Author: Mohadeseh Chavoshi Esfahlan, Halimeh Soleymanifard

Organization: Parvin Etesami High School, Alborz province, Iran

Country: Iran


In energy storage applications, a combination of activated carbon and various metallic materials is utilized to initiate chemical reactions alongside carbon. This study employed the co-precipitation synthesis technique to generate zinc hydroxide nitrate, with the introduction of nitrobenzoic acid as a carbon source between its layers.
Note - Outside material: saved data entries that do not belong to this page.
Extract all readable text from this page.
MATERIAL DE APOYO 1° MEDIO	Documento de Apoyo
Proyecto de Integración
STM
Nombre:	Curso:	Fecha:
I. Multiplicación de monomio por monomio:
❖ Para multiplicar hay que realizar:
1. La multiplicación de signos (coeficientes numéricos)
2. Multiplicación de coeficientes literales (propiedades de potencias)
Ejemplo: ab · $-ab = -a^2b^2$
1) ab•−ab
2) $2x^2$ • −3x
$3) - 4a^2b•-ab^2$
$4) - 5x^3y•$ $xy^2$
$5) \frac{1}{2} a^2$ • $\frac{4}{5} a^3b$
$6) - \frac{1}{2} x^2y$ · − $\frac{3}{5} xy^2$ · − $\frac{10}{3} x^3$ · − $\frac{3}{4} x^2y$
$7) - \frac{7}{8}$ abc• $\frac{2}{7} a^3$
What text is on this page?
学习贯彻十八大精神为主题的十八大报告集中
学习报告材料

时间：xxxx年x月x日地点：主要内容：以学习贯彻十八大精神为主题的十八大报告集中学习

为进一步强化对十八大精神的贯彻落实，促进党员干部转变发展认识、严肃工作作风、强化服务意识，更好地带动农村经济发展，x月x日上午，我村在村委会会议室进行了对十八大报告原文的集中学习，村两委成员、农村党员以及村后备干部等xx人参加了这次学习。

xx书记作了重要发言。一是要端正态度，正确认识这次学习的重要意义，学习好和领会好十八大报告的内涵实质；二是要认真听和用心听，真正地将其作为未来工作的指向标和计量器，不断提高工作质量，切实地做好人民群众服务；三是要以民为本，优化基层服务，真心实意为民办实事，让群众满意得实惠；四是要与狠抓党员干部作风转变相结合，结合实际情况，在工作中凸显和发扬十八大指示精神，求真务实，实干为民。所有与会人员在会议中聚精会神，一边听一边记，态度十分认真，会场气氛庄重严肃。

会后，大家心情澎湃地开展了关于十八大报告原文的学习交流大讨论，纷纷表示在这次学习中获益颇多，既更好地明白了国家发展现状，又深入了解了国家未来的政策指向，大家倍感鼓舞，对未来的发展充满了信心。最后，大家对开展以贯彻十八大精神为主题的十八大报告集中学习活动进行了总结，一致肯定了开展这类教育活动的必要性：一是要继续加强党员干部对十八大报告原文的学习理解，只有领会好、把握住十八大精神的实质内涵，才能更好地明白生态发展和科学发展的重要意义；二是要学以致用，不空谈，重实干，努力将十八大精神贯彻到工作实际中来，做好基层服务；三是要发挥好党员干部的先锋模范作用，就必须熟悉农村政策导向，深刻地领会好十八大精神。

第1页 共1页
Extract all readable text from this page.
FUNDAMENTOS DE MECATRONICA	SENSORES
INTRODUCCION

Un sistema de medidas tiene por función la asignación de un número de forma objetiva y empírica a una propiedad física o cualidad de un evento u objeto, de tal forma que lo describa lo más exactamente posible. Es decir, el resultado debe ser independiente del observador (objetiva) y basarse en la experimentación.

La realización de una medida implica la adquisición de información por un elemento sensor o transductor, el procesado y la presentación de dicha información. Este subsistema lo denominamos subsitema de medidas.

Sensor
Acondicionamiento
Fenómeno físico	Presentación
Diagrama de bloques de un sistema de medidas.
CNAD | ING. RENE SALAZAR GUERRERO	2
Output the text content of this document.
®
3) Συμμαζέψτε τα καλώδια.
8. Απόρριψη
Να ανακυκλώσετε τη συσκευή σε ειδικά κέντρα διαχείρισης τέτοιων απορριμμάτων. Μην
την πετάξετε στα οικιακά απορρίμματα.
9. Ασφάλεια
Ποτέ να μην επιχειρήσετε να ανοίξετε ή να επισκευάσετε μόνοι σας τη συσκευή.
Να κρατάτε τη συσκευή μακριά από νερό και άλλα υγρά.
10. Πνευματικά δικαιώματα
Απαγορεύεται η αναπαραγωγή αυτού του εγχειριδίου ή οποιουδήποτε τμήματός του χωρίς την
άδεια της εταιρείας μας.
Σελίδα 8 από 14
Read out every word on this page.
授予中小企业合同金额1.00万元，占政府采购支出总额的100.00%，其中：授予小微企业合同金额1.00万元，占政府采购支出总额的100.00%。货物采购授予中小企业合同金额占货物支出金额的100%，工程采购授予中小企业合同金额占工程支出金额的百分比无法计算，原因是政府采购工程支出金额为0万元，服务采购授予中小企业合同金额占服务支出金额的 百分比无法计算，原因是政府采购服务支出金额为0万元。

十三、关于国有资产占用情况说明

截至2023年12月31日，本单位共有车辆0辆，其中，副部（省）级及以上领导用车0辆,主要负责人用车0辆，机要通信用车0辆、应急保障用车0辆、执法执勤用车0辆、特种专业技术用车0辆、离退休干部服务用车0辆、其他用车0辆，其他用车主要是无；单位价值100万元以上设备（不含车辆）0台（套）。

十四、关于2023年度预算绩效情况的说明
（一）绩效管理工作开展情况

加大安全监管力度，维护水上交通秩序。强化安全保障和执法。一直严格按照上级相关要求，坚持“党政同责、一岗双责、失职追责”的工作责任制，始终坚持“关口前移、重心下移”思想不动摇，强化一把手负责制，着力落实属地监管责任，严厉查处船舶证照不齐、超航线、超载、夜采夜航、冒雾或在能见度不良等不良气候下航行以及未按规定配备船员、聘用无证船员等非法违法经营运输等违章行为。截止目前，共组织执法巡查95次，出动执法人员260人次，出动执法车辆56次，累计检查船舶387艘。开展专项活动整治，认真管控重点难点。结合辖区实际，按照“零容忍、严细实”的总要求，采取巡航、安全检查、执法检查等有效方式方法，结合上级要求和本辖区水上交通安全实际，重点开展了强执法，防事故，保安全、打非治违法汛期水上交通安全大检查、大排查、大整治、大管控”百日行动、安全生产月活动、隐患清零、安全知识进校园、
Subsequently, the resulting material underwent heat treatment at 700 degrees Celsius in a neutral nitrogen atmosphere, resulting in the creation of both carbon materials and metal oxides. The end phase involved acid washing the product to eliminate the metal oxides. This process yielded carbon materials characterized by a substantial surface area and notable porosity. These attributes, combined with the method’s simplicity, cost-effectiveness, utilization of non-toxic raw materials, capacity for substantial carbon material loading, and potential for producing large volumes of porous carbon, contribute to reduced costs, heightened efficiency, and the potential commercialization of energy storage devices. Furthermore, the derived carbon material’s suitability as an electrocatalyst in polymer fuel cell cathodes was explored. The sample exhibited an open circuit potential (OCV) of 997 mV, an ideal value closely aligned with the theoretical oxygen standard potential (approximately 1.2 V). Additionally, cyclic voltametric analysis of the prepared carbon affirmed its electroactivity.